Denis Goulet (1977) dalam The Uncertain Promise: Value Conflicts in Technology Transfers pernah mengemukakan bahwa teknologi seperti pedang bermata dua. Di satu sisi membawa kemudahan bagi manusia, di sisi lain ia adalah penghancur nilai-nilai. Ia pengembang sekaligus perusak.
Dalam konteks makro, itu sudah begitu terang kita lihat dalam proses alih teknologi dari Barat ke negara-negara berkembang dan miskin. Kita disuguhi postulat bahwa untuk menuju kemajuan peradaban, modernisasilah satu-satunya jalan. Dan modernisasi yang benar, efektif dan efisien harus menggunakan teknologi (buatan Barat) sebagai satu-satunya jalan.
Dalam konteks mikro, individual dan bersifat interaksi antarmanusia, argumen di atas saya kira bisa diterapkan. Kita mencontohkan perkembangan teknologi Gadget yang begitu pesat dan ramainya social networking di dunia maya. Dengan makin massifnya seluler dan Blackberry (BB) di berbagai kalangan, dengan harga makin terjangkau, kenyataan bahwa teknologi telah menjauhkan, pelan-pelan tapi pasti, kita dengan dunia sekitar benar-benar dapat dirasakan. Seseorang lebih asyik memainkan keyboard BB nya daripada memperhatikan lawan bicaranya. Orang bilang, teknologi telah membuat penggunanya semakin asosial.
Anda mungkin pernah merasakan jengkelnya dicuekin lawan bicara, lawan bersanding atau lawan berkomunikasi beberapa saat, atau bahkan dalam waktu yang lama. Dalam hati mungkin Anda mengumpat, tapi sayangnya Anda tidak bisa memprotes.
Semua orang pasti tidak senang dicuekin pada saat berkomunikasi dan karena itu sama saja dengan menghina keberadaannya. Tapi BB telah berhasil membuat hak Anda sebagai manusia yang butuh pengakuan eksistensi, terampas begitu saja. Masih lumayan bila untuk mengangkat telepon, atau membalas SMS, yang bersangkutan menyatakan, “Sorry ya sebentar ada telepon.” Yang sering terjadi, dan semakin lama, nilai komunikasi dan kebersamaan pun hancur berantakan.
Tak hanya itu, keasyikan di depan komputer dengan layar Facebook di depannya akan membuat seseorang sudah seolah menjadi orang paling “sosial” di lingkungannya.
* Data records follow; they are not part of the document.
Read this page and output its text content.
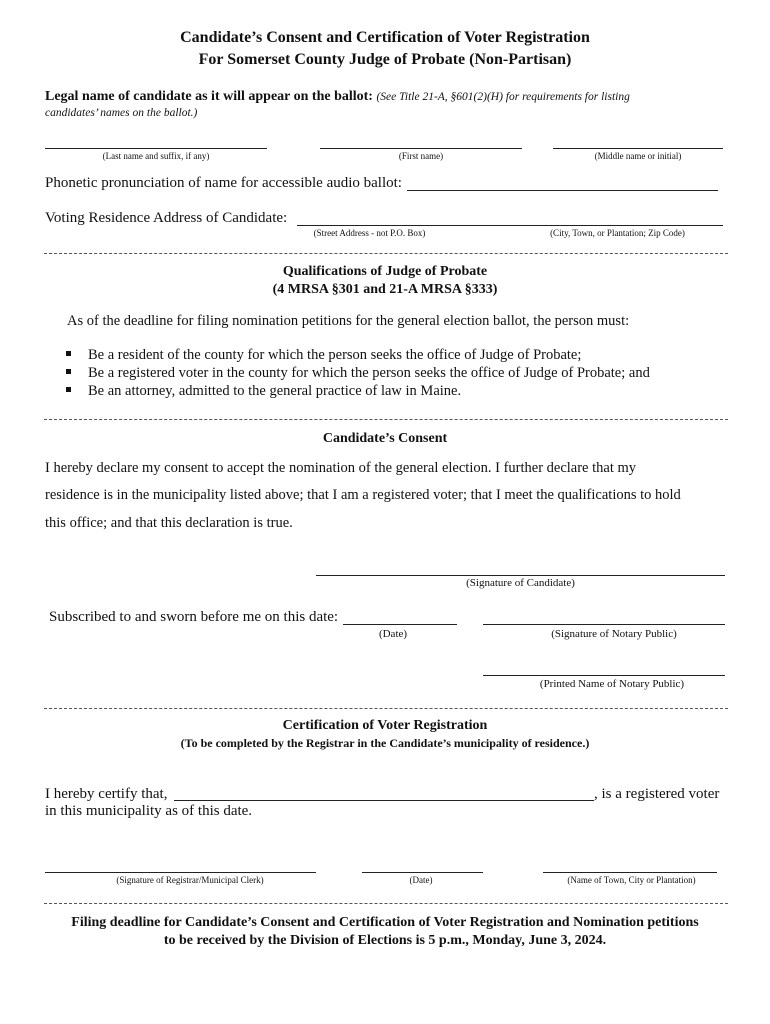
Candidate’s Consent and Certification of Voter Registration
For Somerset County Judge of Probate (Non-Partisan)
Legal name of candidate as it will appear on the ballot: (See Title 21-A, §601(2)(H) for requirements for listing
candidates’ names on the ballot.)
(Last name and suffix, if any)	(First name)	(Middle name or initial)
Phonetic pronunciation of name for accessible audio ballot:
Voting Residence Address of Candidate:
(Street Address - not P.O. Box)	(City, Town, or Plantation; Zip Code)
Qualifications of Judge of Probate
(4 MRSA §301 and 21-A MRSA §333)
As of the deadline for filing nomination petitions for the general election ballot, the person must:
Be a resident of the county for which the person seeks the office of Judge of Probate;
Be a registered voter in the county for which the person seeks the office of Judge of Probate; and
Be an attorney, admitted to the general practice of law in Maine.
Candidate’s Consent
I hereby declare my consent to accept the nomination of the general election. I further declare that my
residence is in the municipality listed above; that I am a registered voter; that I meet the qualifications to hold
this office; and that this declaration is true.
(Signature of Candidate)
Subscribed to and sworn before me on this date:
(Date)	(Signature of Notary Public)
(Printed Name of Notary Public)
Certification of Voter Registration
(To be completed by the Registrar in the Candidate’s municipality of residence.)
I hereby certify that,	, is a registered voter
in this municipality as of this date.
(Signature of Registrar/Municipal Clerk)	(Date)	(Name of Town, City or Plantation)
Filing deadline for Candidate’s Consent and Certification of Voter Registration and Nomination petitions
to be received by the Division of Elections is 5 p.m., Monday, June 3, 2024.
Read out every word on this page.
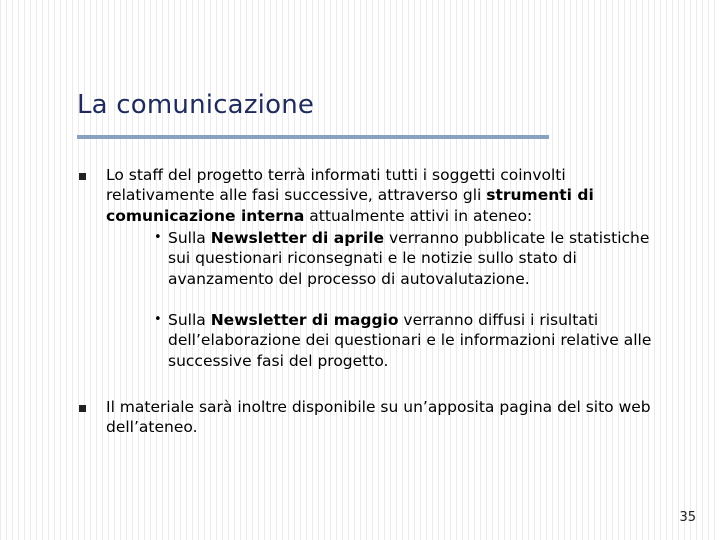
La comunicazione

Lo staff del progetto terrà informati tutti i soggetti coinvolti relativamente alle fasi successive, attraverso gli strumenti di comunicazione interna attualmente attivi in ateneo:

• Sulla Newsletter di aprile verranno pubblicate le statistiche sui questionari riconsegnati e le notizie sullo stato di avanzamento del processo di autovalutazione.

• Sulla Newsletter di maggio verranno diffusi i risultati dell’elaborazione dei questionari e le informazioni relative alle successive fasi del progetto.

Il materiale sarà inoltre disponibile su un’apposita pagina del sito web dell’ateneo.

35
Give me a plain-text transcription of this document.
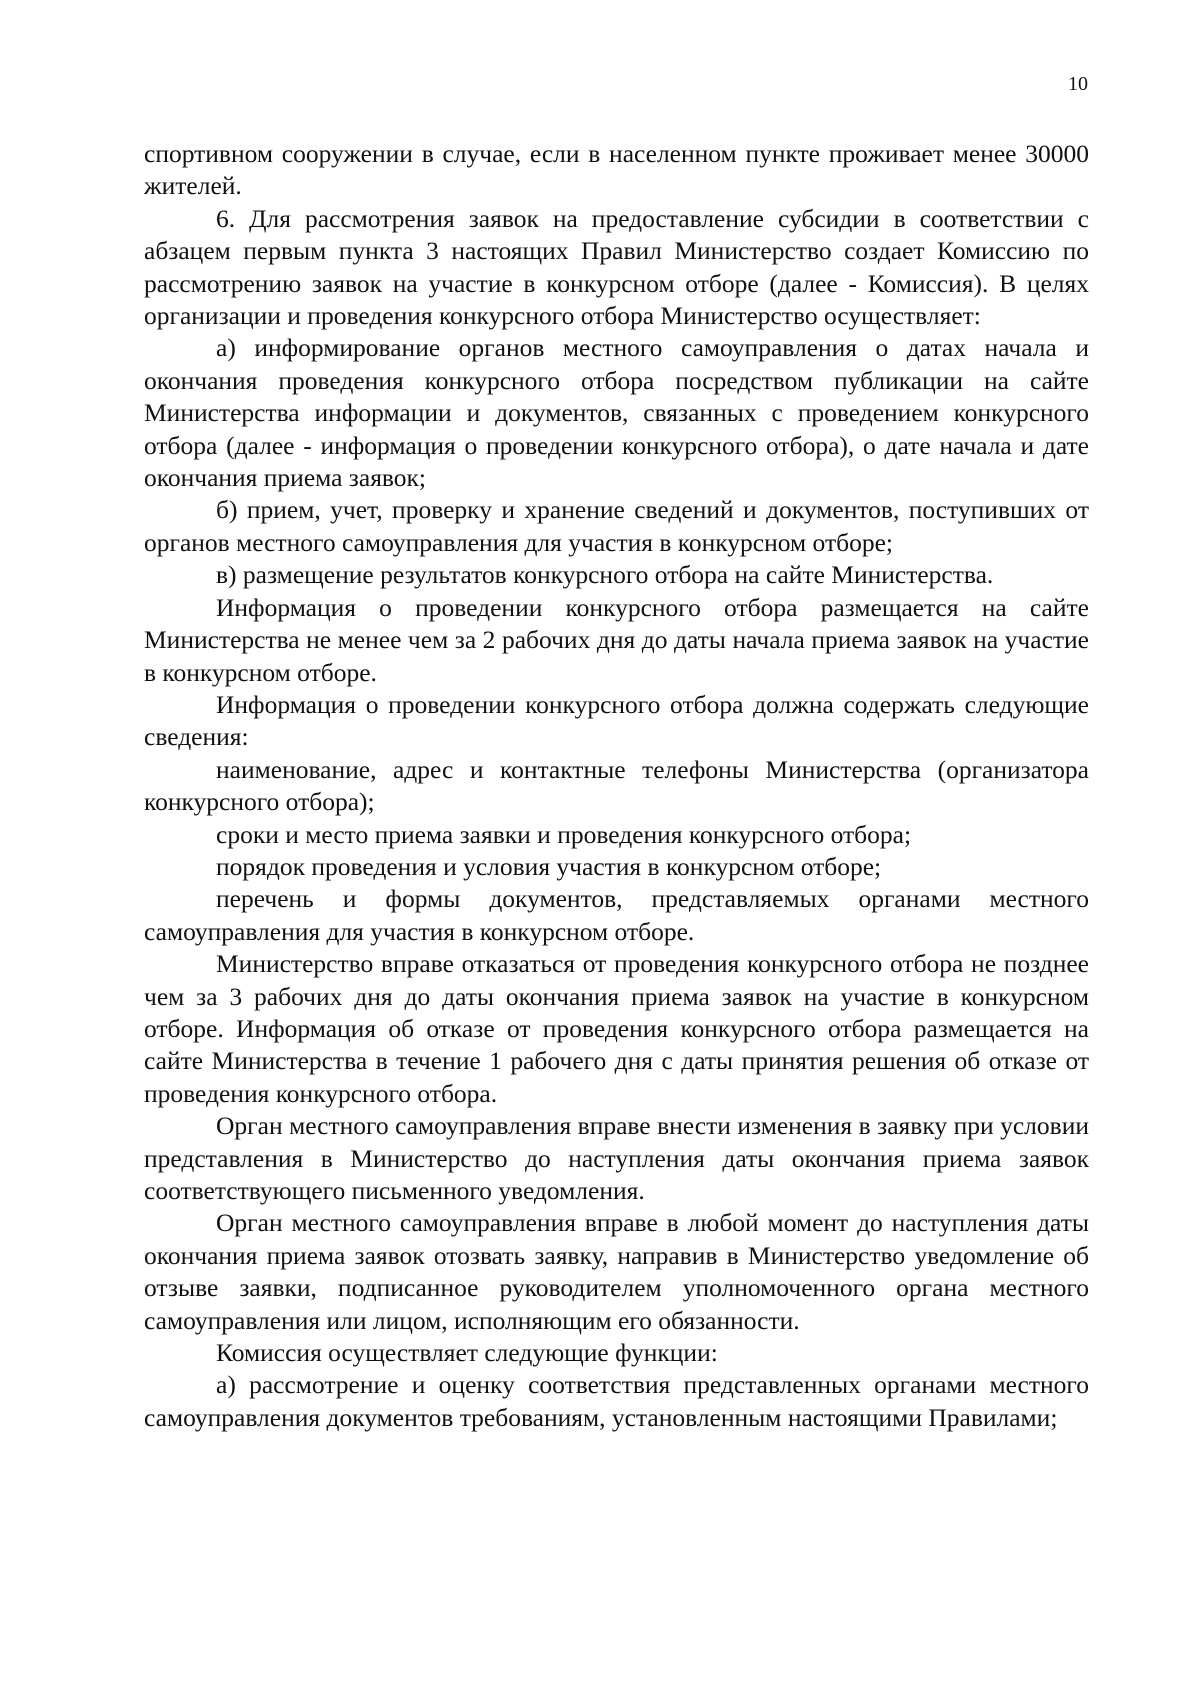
10

спортивном сооружении в случае, если в населенном пункте проживает менее 30000 жителей.

6. Для рассмотрения заявок на предоставление субсидии в соответствии с абзацем первым пункта 3 настоящих Правил Министерство создает Комиссию по рассмотрению заявок на участие в конкурсном отборе (далее - Комиссия). В целях организации и проведения конкурсного отбора Министерство осуществляет:

а) информирование органов местного самоуправления о датах начала и окончания проведения конкурсного отбора посредством публикации на сайте Министерства информации и документов, связанных с проведением конкурсного отбора (далее - информация о проведении конкурсного отбора), о дате начала и дате окончания приема заявок;

б) прием, учет, проверку и хранение сведений и документов, поступивших от органов местного самоуправления для участия в конкурсном отборе;

в) размещение результатов конкурсного отбора на сайте Министерства.

Информация о проведении конкурсного отбора размещается на сайте Министерства не менее чем за 2 рабочих дня до даты начала приема заявок на участие в конкурсном отборе.

Информация о проведении конкурсного отбора должна содержать следующие сведения:

наименование, адрес и контактные телефоны Министерства (организатора конкурсного отбора);

сроки и место приема заявки и проведения конкурсного отбора;

порядок проведения и условия участия в конкурсном отборе;

перечень и формы документов, представляемых органами местного самоуправления для участия в конкурсном отборе.

Министерство вправе отказаться от проведения конкурсного отбора не позднее чем за 3 рабочих дня до даты окончания приема заявок на участие в конкурсном отборе. Информация об отказе от проведения конкурсного отбора размещается на сайте Министерства в течение 1 рабочего дня с даты принятия решения об отказе от проведения конкурсного отбора.

Орган местного самоуправления вправе внести изменения в заявку при условии представления в Министерство до наступления даты окончания приема заявок соответствующего письменного уведомления.

Орган местного самоуправления вправе в любой момент до наступления даты окончания приема заявок отозвать заявку, направив в Министерство уведомление об отзыве заявки, подписанное руководителем уполномоченного органа местного самоуправления или лицом, исполняющим его обязанности.

Комиссия осуществляет следующие функции:

а) рассмотрение и оценку соответствия представленных органами местного самоуправления документов требованиям, установленным настоящими Правилами;
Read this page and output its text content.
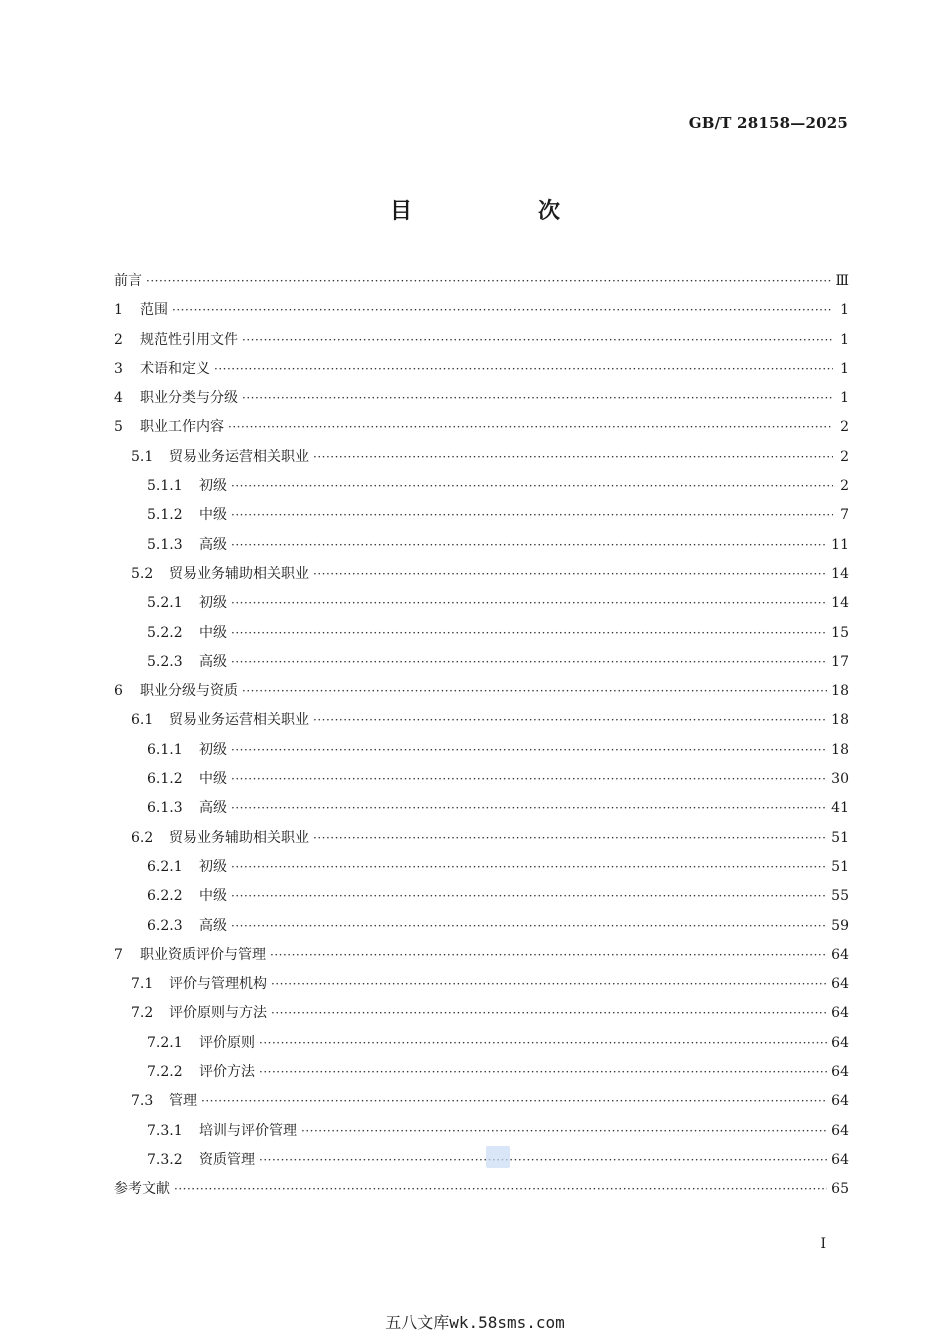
GB/T 28158—2025
目　次
前言 ·····	Ⅲ
1	范围 ·····	1
2	规范性引用文件 ·····	1
3	术语和定义 ·····	1
4	职业分类与分级 ·····	1
5	职业工作内容 ·····	2
5.1	贸易业务运营相关职业 ·····	2
5.1.1	初级 ·····	2
5.1.2	中级 ·····	7
5.1.3	高级 ·····	11
5.2	贸易业务辅助相关职业 ·····	14
5.2.1	初级 ·····	14
5.2.2	中级 ·····	15
5.2.3	高级 ·····	17
6	职业分级与资质 ·····	18
6.1	贸易业务运营相关职业 ·····	18
6.1.1	初级 ·····	18
6.1.2	中级 ·····	30
6.1.3	高级 ·····	41
6.2	贸易业务辅助相关职业 ·····	51
6.2.1	初级 ·····	51
6.2.2	中级 ·····	55
6.2.3	高级 ·····	59
7	职业资质评价与管理 ·····	64
7.1	评价与管理机构 ·····	64
7.2	评价原则与方法 ·····	64
7.2.1	评价原则 ·····	64
7.2.2	评价方法 ·····	64
7.3	管理 ·····	64
7.3.1	培训与评价管理 ·····	64
7.3.2	资质管理 ·····	64
参考文献 ·····	65
I
五八文库wk.58sms.com
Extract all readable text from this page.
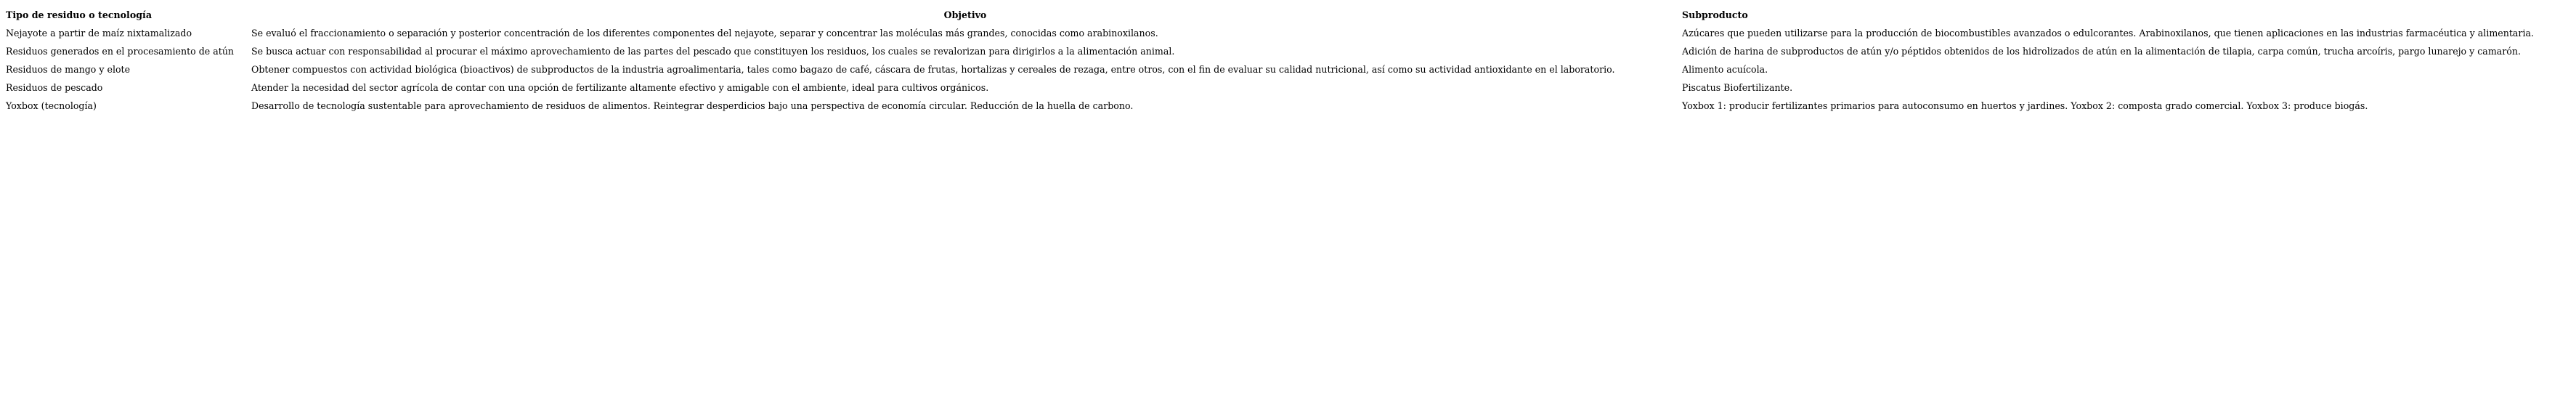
Tipo de residuo o tecnología	Objetivo	Subproducto
Nejayote a partir de maíz nixtamalizado	Se evaluó el fraccionamiento o separación y posterior concentración de los diferentes componentes del nejayote, separar y concentrar las moléculas más grandes, conocidas como arabinoxilanos.	Azúcares que pueden utilizarse para la producción de biocombustibles avanzados o edulcorantes. Arabinoxilanos, que tienen aplicaciones en las industrias farmacéutica y alimentaria.
Residuos generados en el procesamiento de atún	Se busca actuar con responsabilidad al procurar el máximo aprovechamiento de las partes del pescado que constituyen los residuos, los cuales se revalorizan para dirigirlos a la alimentación animal.	Adición de harina de subproductos de atún y/o péptidos obtenidos de los hidrolizados de atún en la alimentación de tilapia, carpa común, trucha arcoíris, pargo lunarejo y camarón.
Residuos de mango y elote	Obtener compuestos con actividad biológica (bioactivos) de subproductos de la industria agroalimentaria, tales como bagazo de café, cáscara de frutas, hortalizas y cereales de rezaga, entre otros, con el fin de evaluar su calidad nutricional, así como su actividad antioxidante en el laboratorio.	Alimento acuícola.
Residuos de pescado	Atender la necesidad del sector agrícola de contar con una opción de fertilizante altamente efectivo y amigable con el ambiente, ideal para cultivos orgánicos.	Piscatus Biofertilizante.
Yoxbox (tecnología)	Desarrollo de tecnología sustentable para aprovechamiento de residuos de alimentos. Reintegrar desperdicios bajo una perspectiva de economía circular. Reducción de la huella de carbono.	Yoxbox 1: producir fertilizantes primarios para autoconsumo en huertos y jardines. Yoxbox 2: composta grado comercial. Yoxbox 3: produce biogás.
Siapa yang didekatnya seolah bukan dianggap manusia.
Dan berbagai contoh lainnya.
Karena teknologi juga membantu manusia untuk berinteraksi lebih mudah, tak adil rasanya menyalahkannya begitu saja. Ada sekolah di Pontianak yang melarang anak didiknya untuk mengakses Facebook karena khawatir mereka akan menjadi asosial. Lho …
Burung Hantu Minerva
Berkomunikasi tatap muka, berinteraksi secara langsung seringkali memang memiliki hambatan yang besar, namun justru memiliki makna yang jauh lebih dalam dan tak pernah dianggap sebagai suatu yang bermakna. Menggunakan teknologi sebatas keperluan dengan tetap mengedepankan aspek kemanusiaan akan menjadi kombinasi yang indah.
Kata orang Jawa, “katrok” atau mungkin cultural shock. Orang yang tergagap-gagap dengan keajaiban-keajaiban fasilitas teknologi, seperti semua unsur kehidupan dibenamkan di dalamnya, seperti semua masalah akan selesai dengannya.
Teknologi telah membuat keretakan personal, antarsesama manusia, semakin menjadi-jadi. Dalam hati kecil mungkin saja kita menyadarinya, tapi sering tak mampu menolaknya. Atau juga ada yang tak menyadari sama sekali. Kita memang sering begitu, seringkali terjaga ketika matahari sudah terbenam, ketika semua sudah lewat di siang hari.
Meminjam istilah filsafat Hegel, hidup kita ini memang seperti burung hantu dewi Minerva, yang baru bisa terbang saat malam tiba, ketika pertunjukan sudah usai.
nunur says
BB memang menjengkelkan mas. menjauhkan yang dekat, mendekatkan yang jauh. mangkanya aku nggak mau beli BB. mending nabung tuk beli i phone aja deh :p
Elis says
berarti mending nggak usah pake hp ya….????
Jadi menjauhkan kekeluargaan yang menjadi kepribadian Indonesia.